VW Caddy: "Nutzi" nur dem Namen nach

27.10.2020, 20:58 Uhr
VW Caddy:

© Hersteller

Über 40 Jahre ist es her, dass der erste Caddy auf der Bildfläche erschien. Man schrieb das Jahr 1978, und das Fahrzeug, das sich da vorstellte, war ein Pick-up auf Basis des Golf I.

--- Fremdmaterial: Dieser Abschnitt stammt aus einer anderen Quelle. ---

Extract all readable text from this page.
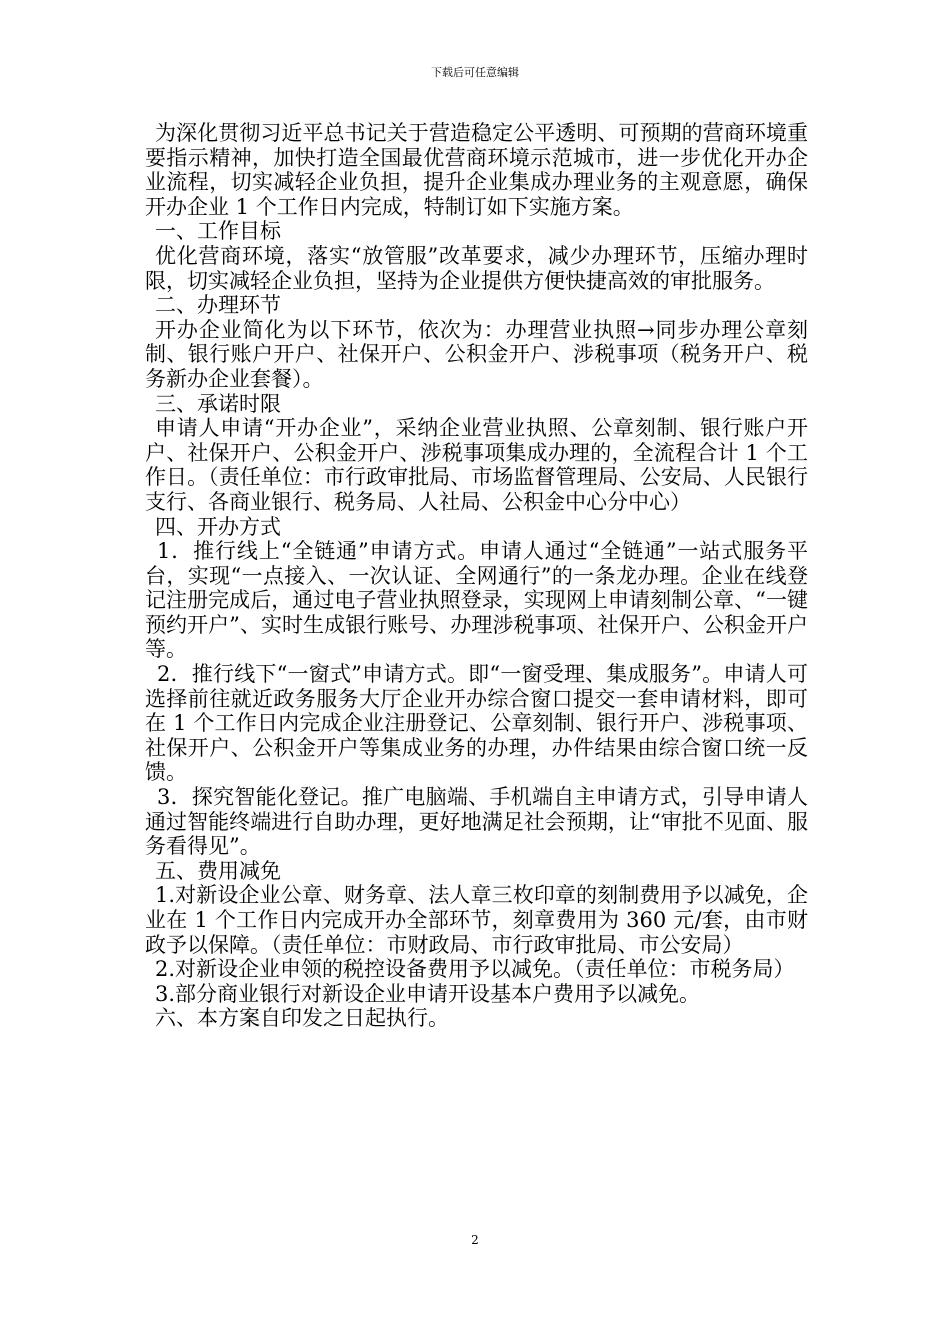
下载后可任意编辑

为深化贯彻习近平总书记关于营造稳定公平透明、可预期的营商环境重要指示精神，加快打造全国最优营商环境示范城市，进一步优化开办企业流程，切实减轻企业负担，提升企业集成办理业务的主观意愿，确保开办企业 1 个工作日内完成，特制订如下实施方案。

一、工作目标

优化营商环境，落实“放管服”改革要求，减少办理环节，压缩办理时限，切实减轻企业负担，坚持为企业提供方便快捷高效的审批服务。

二、办理环节

开办企业简化为以下环节，依次为：办理营业执照→同步办理公章刻制、银行账户开户、社保开户、公积金开户、涉税事项（税务开户、税务新办企业套餐）。

三、承诺时限

申请人申请“开办企业”，采纳企业营业执照、公章刻制、银行账户开户、社保开户、公积金开户、涉税事项集成办理的，全流程合计 1 个工作日。（责任单位：市行政审批局、市场监督管理局、公安局、人民银行支行、各商业银行、税务局、人社局、公积金中心分中心）

四、开办方式

1．推行线上“全链通”申请方式。申请人通过“全链通”一站式服务平台，实现“一点接入、一次认证、全网通行”的一条龙办理。企业在线登记注册完成后，通过电子营业执照登录，实现网上申请刻制公章、“一键预约开户”、实时生成银行账号、办理涉税事项、社保开户、公积金开户等。

2．推行线下“一窗式”申请方式。即“一窗受理、集成服务”。申请人可选择前往就近政务服务大厅企业开办综合窗口提交一套申请材料，即可在 1 个工作日内完成企业注册登记、公章刻制、银行开户、涉税事项、社保开户、公积金开户等集成业务的办理，办件结果由综合窗口统一反馈。

3．探究智能化登记。推广电脑端、手机端自主申请方式，引导申请人通过智能终端进行自助办理，更好地满足社会预期，让“审批不见面、服务看得见”。

五、费用减免

1.对新设企业公章、财务章、法人章三枚印章的刻制费用予以减免，企业在 1 个工作日内完成开办全部环节，刻章费用为 360 元/套，由市财政予以保障。（责任单位：市财政局、市行政审批局、市公安局）

2.对新设企业申领的税控设备费用予以减免。（责任单位：市税务局）

3.部分商业银行对新设企业申请开设基本户费用予以减免。

六、本方案自印发之日起执行。

2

2020 ist der Caddy auf den Modularen Querbaukasten (MQB) des Volkswagen-Konzerns umgestiegen und pflegt einen engen Verwandtschaftsgrad zum aktuellen Golf 8. Als praktischer Kastenwagen mit dem programmatischen Namen "Cargo" wendet er sich zwar nach wie vor an Handwerker, Liefer- oder Pflegedienste. Ebenso, dann als Kombi und Van, sind aber auch Familien beziehungsweise Freizeitsportler mit ambitioniertem Platzbedarf seine Zielgruppe. Zu jeweils 50 Prozent, schätzt Andre Bertelsmeier, Leiter Produktmarketing bei VWN, dürften sich die Verkaufszahlen zwischen beiden Welten aufteilen.

Funktionale Bauweise

Als "charismatisch" preist VW das Design des Neuen. Große Worte, denn zum optischen Aufreißer kann der Caddy schon aufgrund seiner funktionalen Bauweise nicht werden. Attraktiver ist die Generation V aber allemal geworden, mit optionalen LED-Scheinwerfern, leicht ausgestellten Kotflügeln, einem modern gestalteten Heck samt großem Fenster und schmalen Rückleuchten. Licht in den Innenraum lässt optional ein 1,4 Quadratmeter großes Panoramadach.

Pflegeleichtes Hartplastik ist im Cockpit nach wie vor der zentrale Werkstoff, der Wunsch nach soften Oberflächen sei aus Umfragen unter der pragmatisch denkenden Kundschaft nicht hervorgegangen, sagt Bertelsmeier. Billig sieht das Interieur indes nicht aus, wie auch die Verarbeitungsqualität ohne Fehl ist. Vom Golf übernimmt der Caddy die umfangreiche Digitalisierung und die Online-Services; als auch wörtlich zu nehmende ganz große Lösung gibt es das "Innovision-Cockpit", das ein volldigitales Instrumentarium mit dem 10-Zoll-Top-Navigationssystem "Discover Pro" kombiniert. Konventionelle Bedienelemente verschwinden dann weitestgehend, auch zugunsten der – nicht unumstrittenen – "Slider" für Lautstärke- und Temperaturregelung.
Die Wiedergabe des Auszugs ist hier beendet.